The Lord is my honesty.

I long for you, O my
  Heart.
    I strive to be
      more like you.
I see you from afar,
  and wish to be pulled in to your
     loving embrace.
I see my chains
  and wish for You to
    free them once more.
You are my protector
  yet,
    I feel vulnerable.

O Constant of my
  soul,
    still this storm in
      my heart
Release me from
  myself
You are my savior,
  my eternity.
    All things that benefit me come
      from You.
You have saved me from
  the sword of my enemies for 26 years.
    I pray, Lord, that you
      save me from them again,
I desire to feel
  your love over me
    like a
      cool ocean breeze.
I long to see
  you in all that
    I see.

You, O my beauty,
  are the only one I want
    to desire.
Silence the voices
  in this world
    pulling me away
      from You
Come quickly,
  O my Lord,
    for I am poor and needy,
      and You are my Deliverer.

Today in class we wrote all had to write a Psalm about where we were at with God.  And this was my Psalm.  I originally wrote The Lord is my ..... at the top of my paper.  I sat there for a good couple minutes thinking of cool metaphors or similes that I could use in my Psalm.  I couldn't think of anything.  I eventually gave up and starting writing what is above and realized that I wasn't where I thought I was.  After writing the Psalm I went back and added the word "honesty" to the sentence.  I realized that the Lord is taking me into a place of honesty with Him.  And I guess that also means honesty with you.

The last month has been all sorts of things.  Exhausting.  Rough.  Calming.  Exhausting.  Frustrating.

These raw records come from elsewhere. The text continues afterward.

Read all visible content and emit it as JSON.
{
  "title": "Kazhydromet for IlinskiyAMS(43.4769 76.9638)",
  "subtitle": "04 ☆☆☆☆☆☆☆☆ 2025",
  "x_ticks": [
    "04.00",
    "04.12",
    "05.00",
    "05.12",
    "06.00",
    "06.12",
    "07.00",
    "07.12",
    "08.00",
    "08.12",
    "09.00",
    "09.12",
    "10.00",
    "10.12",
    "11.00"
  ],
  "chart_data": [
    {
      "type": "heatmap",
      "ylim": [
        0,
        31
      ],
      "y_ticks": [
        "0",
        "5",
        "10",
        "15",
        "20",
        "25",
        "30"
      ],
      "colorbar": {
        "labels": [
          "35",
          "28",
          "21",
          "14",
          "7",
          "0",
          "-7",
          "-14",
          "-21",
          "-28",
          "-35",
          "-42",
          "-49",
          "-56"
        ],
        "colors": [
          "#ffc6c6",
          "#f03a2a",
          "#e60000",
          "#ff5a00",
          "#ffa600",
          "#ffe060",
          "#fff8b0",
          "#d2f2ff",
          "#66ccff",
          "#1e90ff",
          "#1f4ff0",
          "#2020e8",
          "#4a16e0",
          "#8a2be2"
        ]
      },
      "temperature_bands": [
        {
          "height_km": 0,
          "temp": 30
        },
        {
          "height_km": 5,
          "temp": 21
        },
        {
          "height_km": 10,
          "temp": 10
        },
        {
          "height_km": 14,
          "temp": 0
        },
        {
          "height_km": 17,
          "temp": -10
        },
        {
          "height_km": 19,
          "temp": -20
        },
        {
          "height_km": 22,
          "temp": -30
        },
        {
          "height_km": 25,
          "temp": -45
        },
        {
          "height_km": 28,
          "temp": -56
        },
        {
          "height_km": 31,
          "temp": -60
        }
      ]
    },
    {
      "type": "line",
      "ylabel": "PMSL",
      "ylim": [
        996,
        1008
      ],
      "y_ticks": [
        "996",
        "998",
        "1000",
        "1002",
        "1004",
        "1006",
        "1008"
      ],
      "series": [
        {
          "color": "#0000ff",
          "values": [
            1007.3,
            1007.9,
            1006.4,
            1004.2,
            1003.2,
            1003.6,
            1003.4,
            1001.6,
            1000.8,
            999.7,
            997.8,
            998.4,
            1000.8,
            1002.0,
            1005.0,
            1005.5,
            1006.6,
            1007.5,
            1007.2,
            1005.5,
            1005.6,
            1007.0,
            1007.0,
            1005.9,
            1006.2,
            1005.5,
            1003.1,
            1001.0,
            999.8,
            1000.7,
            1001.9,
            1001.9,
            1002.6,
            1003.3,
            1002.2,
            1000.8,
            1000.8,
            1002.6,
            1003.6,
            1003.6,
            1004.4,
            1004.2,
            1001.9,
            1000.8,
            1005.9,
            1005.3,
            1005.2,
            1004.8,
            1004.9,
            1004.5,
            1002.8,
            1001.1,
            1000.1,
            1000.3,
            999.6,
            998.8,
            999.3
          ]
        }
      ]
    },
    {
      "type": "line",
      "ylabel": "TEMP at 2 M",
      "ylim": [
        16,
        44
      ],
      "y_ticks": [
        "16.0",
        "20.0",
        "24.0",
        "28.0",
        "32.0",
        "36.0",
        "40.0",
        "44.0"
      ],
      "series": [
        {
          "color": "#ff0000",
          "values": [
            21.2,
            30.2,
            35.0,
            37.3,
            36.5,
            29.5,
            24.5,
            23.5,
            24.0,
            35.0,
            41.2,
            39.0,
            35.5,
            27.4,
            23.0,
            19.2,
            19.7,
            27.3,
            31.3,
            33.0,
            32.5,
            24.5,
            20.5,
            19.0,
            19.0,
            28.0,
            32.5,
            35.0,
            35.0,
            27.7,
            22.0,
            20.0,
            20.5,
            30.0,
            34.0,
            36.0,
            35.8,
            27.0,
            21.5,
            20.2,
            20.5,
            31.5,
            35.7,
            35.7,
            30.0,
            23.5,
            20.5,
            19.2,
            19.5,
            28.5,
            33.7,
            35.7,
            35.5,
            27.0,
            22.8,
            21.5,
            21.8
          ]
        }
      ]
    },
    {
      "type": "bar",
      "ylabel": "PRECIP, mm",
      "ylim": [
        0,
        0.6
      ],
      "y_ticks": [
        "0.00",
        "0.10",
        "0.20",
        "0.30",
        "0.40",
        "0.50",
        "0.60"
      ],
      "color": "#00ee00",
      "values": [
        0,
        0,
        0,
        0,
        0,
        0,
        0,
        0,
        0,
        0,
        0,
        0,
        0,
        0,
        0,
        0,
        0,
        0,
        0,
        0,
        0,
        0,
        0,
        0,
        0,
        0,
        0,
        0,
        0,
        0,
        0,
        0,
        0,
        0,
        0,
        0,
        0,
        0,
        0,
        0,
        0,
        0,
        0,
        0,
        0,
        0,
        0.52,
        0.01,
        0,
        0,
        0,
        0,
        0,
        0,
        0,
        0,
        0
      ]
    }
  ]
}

Peaceful.  Chaotic.  Exhausting.  Sad.  Emotional.  Joyful.  Exhausting.

I think you have seen a pattern in this time.  I have absolutely loved this past month, even in its exhaustion.  About a month ago I knew that my grandmother Irma was quite ill.  After hearing from the doctor's it became apparent that she would be going home to be with Jesus soon.  After much prayer and back-and-forth I decided to go home for the funeral.  After my loving grandma passed away, we booked my flight and made preparations to be home with family during this time.
George and Irma Lindstedt.  An inspiration for life, love, and how to be the coolest.
So I went back to Wisconsin.  I went to the visitation and the funeral.  And it was hard.  I love my grandma and miss her dearly.  I had hoped to have another Christmas at George and Irma's house with her famous table of food.  Delicious food.  I was surprised, however, at the joy of my family.  How we focused on the life of my grandmother instead of her death.  Yes, we were sad she was gone.  But we found solace in remember her in stories.  Telling some of our favorite "grandma Irma stories."  It was a sad time, but a time remembering a life well lived.  A life that deserves to be remembered.

So I spent a couple more days with friends and family and flew back.  The time there was very good, but once again, exhausting.  The constant driving to and from places, planning things, flying to Wisconsin, flying back.  The emotional toll of everything.  I was tired.

And during all of this I was staffing a DTS that had just started.  I picked up the students and had a very fun, exciting, exhausting, adventurous day.  And I hadn't really gotten to rest before I got to the states.  All that comes with staffing a DTS, the planning, prayer, facilitating, and everything else is so worth it and so great.  But it is also so tiring.  And I flew back in the middle of this.  I could go on and on about what has happened and why I have been so tired, but that isn't the point.

The point is God wants me to be real with Him.  And honestly, God?  I'm exhausted.  I'm physically tired of all the work and things that have happened.  I'm emotionally tired because of my grandmother passing away and all the excitement of a new DTS.  And I'm spiritually exhausted because I have not been resting in You.  I have Romans 8:38-39 tattooed on my wrist.  It says "For I am sure that neither death nor life, angels nor rulers, things present nor things to come, nor powers, nor height nor depth, nor anything else in all creation, will be able to separate us from the love of God in Christ Jesus our Lord." And I want to be reminded of that every hour of my life.  I want to choose You, Lord, over anything sinful this world has to over.

And that is where I am at.  Exhausted with myself and everything and choosing God and knowing that he will give me the energy and the strength to carry on.

So about this DTS I am staffing.  It's great.  I love all the students.  To the students reading this.  You're great.  Thanks for reading my blog and supporting me.  Y'all are so life giving for me.  It has been so encouraging seeing them all chase after Jesus and grow more and more.  I can't wait for what they do next and to see how God works in them.  They are 17 students and they are all the best.  If you're on base here reading this then get to know them.  They inspire me.  The teachings have been fantastic and I have been learning a lot, which I will blog about soon!

Ricky, Me, Josh, Pepo, and Diego.  The dream team. 
The dream team.  The four housemates on the right and Ricky on the left.  I love them all and look up to them all.  I couldn't ask for better friends.  I love you 4 guys and can't wait to see what the next couple years brings.